In the midst of these themes, you occasionally notice something a bit curious; something in the text that strikes a slightly discordant note - a promise, perhaps, that appears too lavish for the topic at hand. Odd... as if you were on a boat and noticed a curious swelling in the sea. But then the swelling subsides and the sea returns to normal.

And then, at other points, a beautiful transcendent passage flashes out of the narrative - sometimes for just a second - stunningly unrelated to the apparent topic, and then is gone again, like a jumping fish diving back into the ocean.

As you read, it becomes increasingly clear that Isaiah is about something even greater than the rise and fall of nations. There is something mysterious going on beneath the surface that occasionally breaks into the open. Sometimes you see messianic hints which seem, well... doubtful, blended, as they are, with other topics to the point where they are merely suggestive (Was it just a peculiar current? the reader may ask, or was there really something there under the water?).

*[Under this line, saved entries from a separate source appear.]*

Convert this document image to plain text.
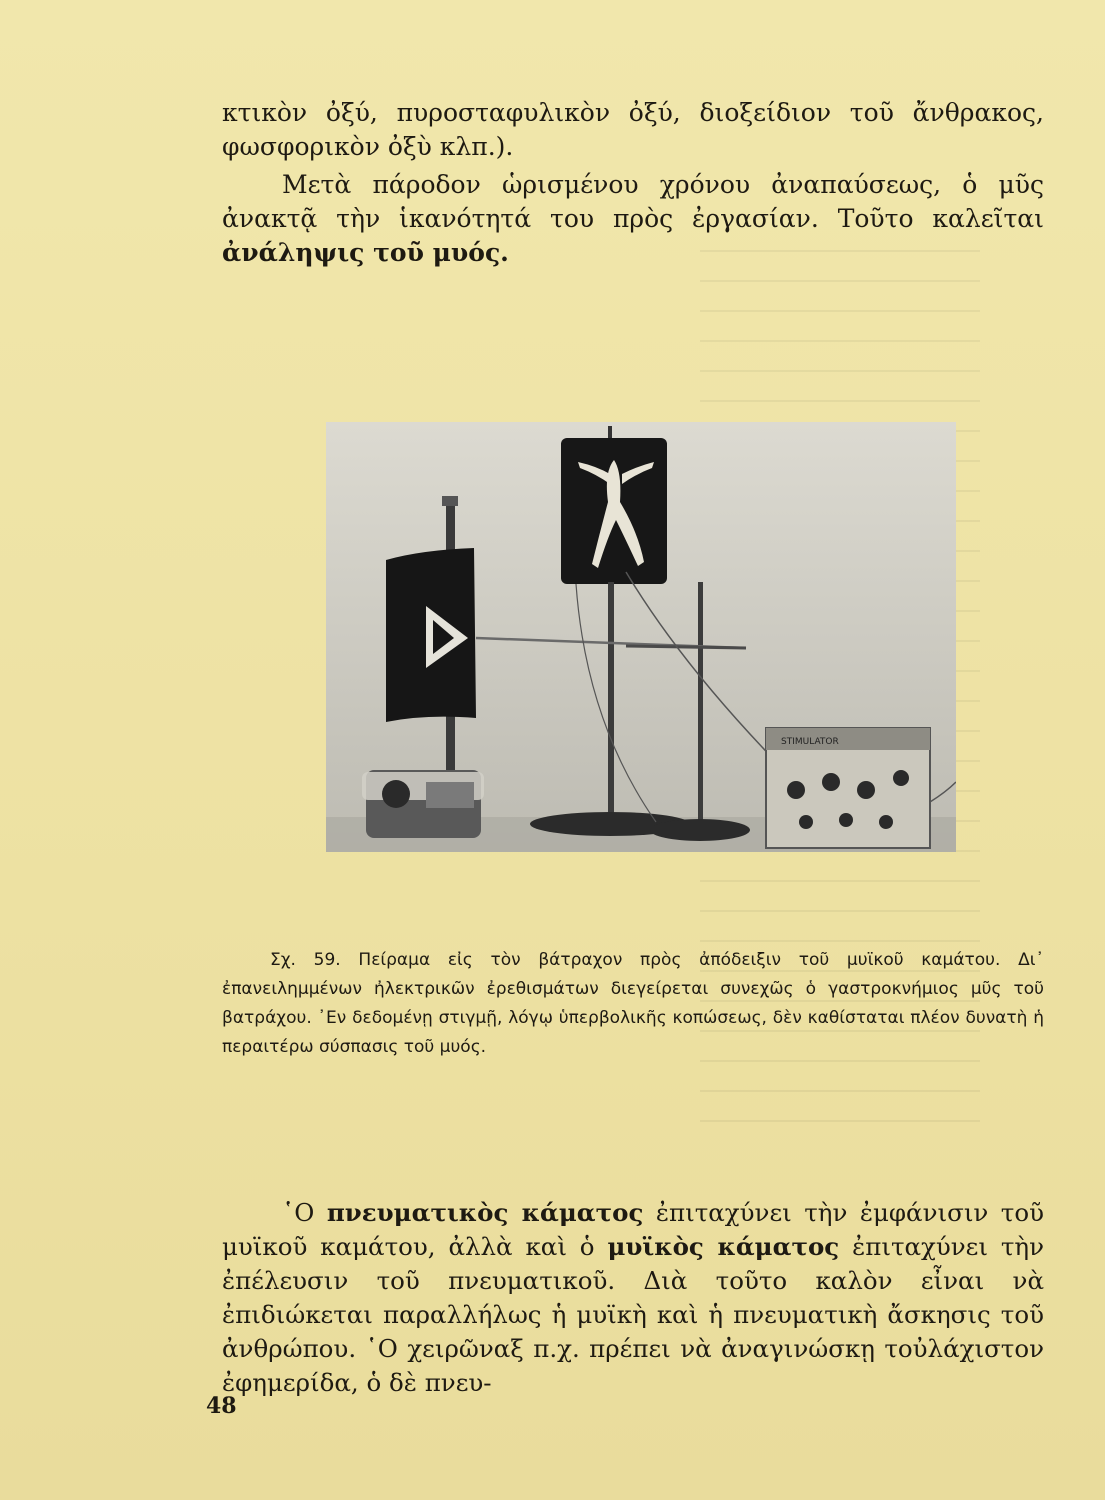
κτικὸν ὀξύ, πυροσταφυλικὸν ὀξύ, διοξείδιον τοῦ ἄνθρακος, φωσφορικὸν ὀξὺ κλπ.).

Μετὰ πάροδον ὡρισμένου χρόνου ἀναπαύσεως, ὁ μῦς ἀνακτᾷ τὴν ἱκανότητά του πρὸς ἐργασίαν. Τοῦτο καλεῖται ἀνάληψις τοῦ μυός.

STIMULATOR

Σχ. 59. Πείραμα εἰς τὸν βάτραχον πρὸς ἀπόδειξιν τοῦ μυϊκοῦ καμάτου. Δι᾿ ἐπανειλημμένων ἠλεκτρικῶν ἐρεθισμάτων διεγείρεται συνεχῶς ὁ γαστροκνήμιος μῦς τοῦ βατράχου. ᾿Εν δεδομένῃ στιγμῇ, λόγῳ ὑπερβολικῆς κοπώσεως, δὲν καθίσταται πλέον δυνατὴ ἡ περαιτέρω σύσπασις τοῦ μυός.

῾Ο πνευματικὸς κάματος ἐπιταχύνει τὴν ἐμφάνισιν τοῦ μυϊκοῦ καμάτου, ἀλλὰ καὶ ὁ μυϊκὸς κάματος ἐπιταχύνει τὴν ἐπέλευσιν τοῦ πνευματικοῦ. Διὰ τοῦτο καλὸν εἶναι νὰ ἐπιδιώκεται παραλλήλως ἡ μυϊκὴ καὶ ἡ πνευματικὴ ἄσκησις τοῦ ἀνθρώπου. ῾Ο χειρῶναξ π.χ. πρέπει νὰ ἀναγινώσκῃ τοὐλάχιστον ἐφημερίδα, ὁ δὲ πνευ-

48
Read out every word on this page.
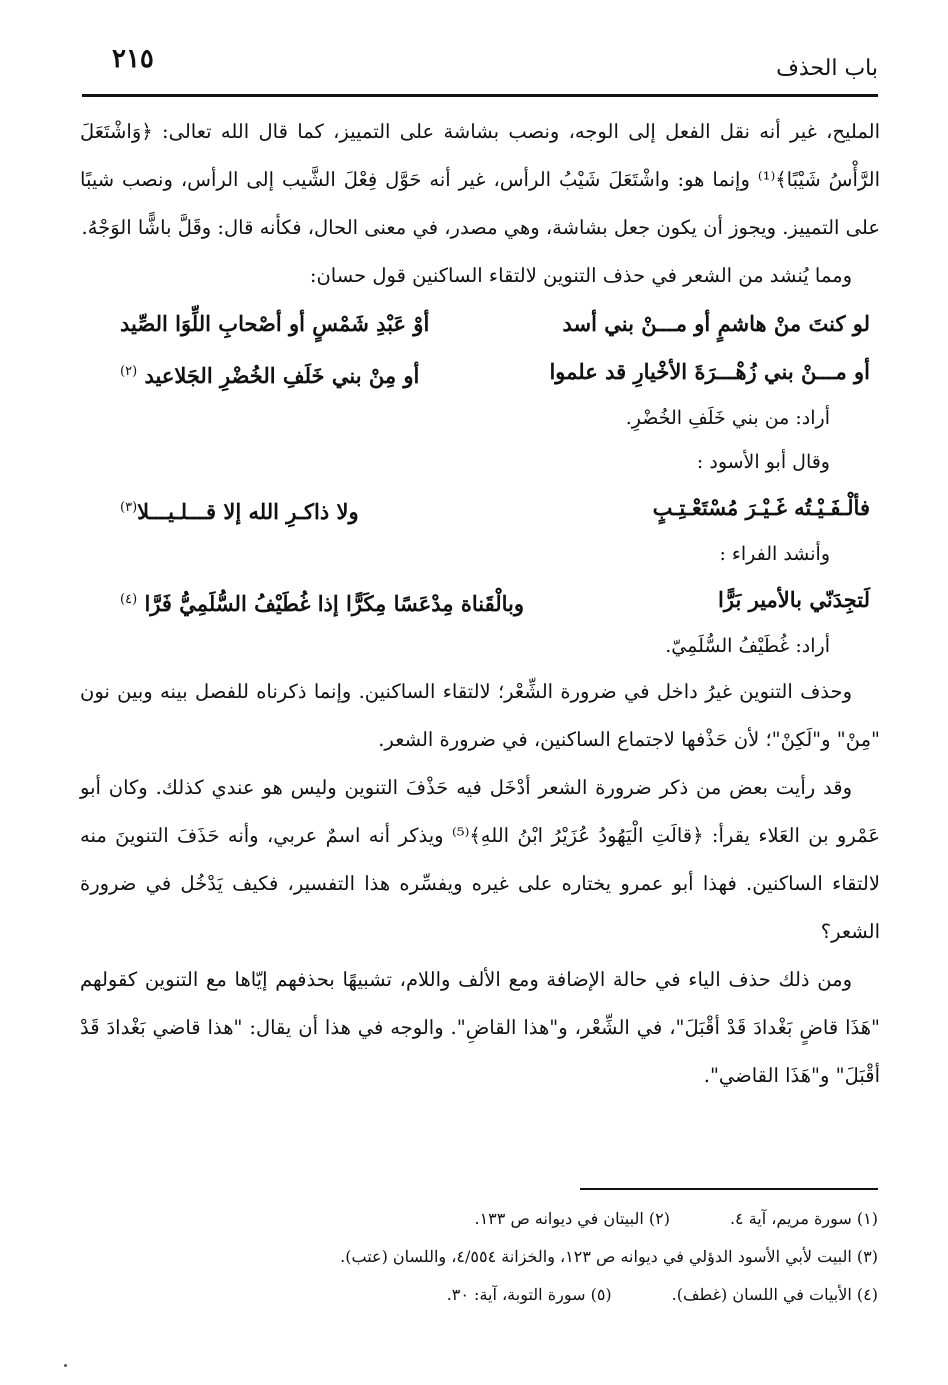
باب الحذف
٢١٥

المليح، غير أنه نقل الفعل إلى الوجه، ونصب بشاشة على التمييز، كما قال الله تعالى: ﴿وَاشْتَعَلَ الرَّأْسُ شَيْبًا﴾⁽¹⁾ وإنما هو: واشْتَعَلَ شَيْبُ الرأس، غير أنه حَوَّل فِعْلَ الشَّيب إلى الرأس، ونصب شيبًا على التمييز. ويجوز أن يكون جعل بشاشة، وهي مصدر، في معنى الحال، فكأنه قال: وقَلَّ باشًّا الوَجْهُ.

ومما يُنشد من الشعر في حذف التنوين لالتقاء الساكنين قول حسان:

لو كنتَ منْ هاشمٍ أو مـــنْ بني أسد
أوْ عَبْدِ شَمْسٍ أو أصْحابِ اللِّوَا الصِّيد
أو مـــنْ بني زُهْـــرَةَ الأخْيارِ قد علموا
أو مِنْ بني خَلَفِ الخُضْرِ الجَلاعيد $^{(٢)}$
أراد: من بني خَلَفِ الخُضْرِ.
وقال أبو الأسود :
فألْـفَـيْـتُه غَـيْـرَ مُسْتَعْـتِـبٍ
ولا ذاكـرِ الله إلا قـــلـيـــلا$^{(٣)}$
وأنشد الفراء :
لَتجِدَنّي بالأمير بَرًّا
وبالْقَناة مِدْعَسًا مِكَرًّا إذا غُطَيْفُ السُّلَمِيُّ فَرَّا $^{(٤)}$
أراد: غُطَيْفُ السُّلَمِيّ.

وحذف التنوين غيرُ داخل في ضرورة الشِّعْر؛ لالتقاء الساكنين. وإنما ذكرناه للفصل بينه وبين نون "مِنْ" و"لَكِنْ"؛ لأن حَذْفها لاجتماع الساكنين، في ضرورة الشعر.

وقد رأيت بعض من ذكر ضرورة الشعر أدْخَل فيه حَذْفَ التنوين وليس هو عندي كذلك. وكان أبو عَمْرو بن العَلاء يقرأ: ﴿قالَتِ الْيَهُودُ عُزَيْرُ ابْنُ اللهِ﴾⁽⁵⁾ ويذكر أنه اسمٌ عربي، وأنه حَذَفَ التنوينَ منه لالتقاء الساكنين. فهذا أبو عمرو يختاره على غيره ويفسِّره هذا التفسير، فكيف يَدْخُل في ضرورة الشعر؟

ومن ذلك حذف الياء في حالة الإضافة ومع الألف واللام، تشبيهًا بحذفهم إيّاها مع التنوين كقولهم "هَذَا قاضٍ بَغْدادَ قَدْ أقْبَلَ"، في الشِّعْر، و"هذا القاضِ". والوجه في هذا أن يقال: "هذا قاضي بَغْدادَ قَدْ أقْبَلَ" و"هَذَا القاضي".

(١) سورة مريم، آية ٤.
(٢) البيتان في ديوانه ص ١٣٣.
(٣) البيت لأبي الأسود الدؤلي في ديوانه ص ١٢٣، والخزانة ٤/٥٥٤، واللسان (عتب).
(٤) الأبيات في اللسان (غطف).
(٥) سورة التوبة، آية: ٣٠.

But at other times the messianic promises simply leap out of the water, flashing clearly in the sunlight, often at unexpected moments in the text.

And toward the end of the book the New simply breaks out with wild abandon - with long messianic passages, such as Isaiah 53, wonderful promises, and descriptions of a new world. The fate of nations is almost forgotten in its glory. It reminds me of the Bible as a whole - the hints and explicit prophesies of the Messiah in the Old Testament, followed by the glorious reality of the Messiah in the New Testament.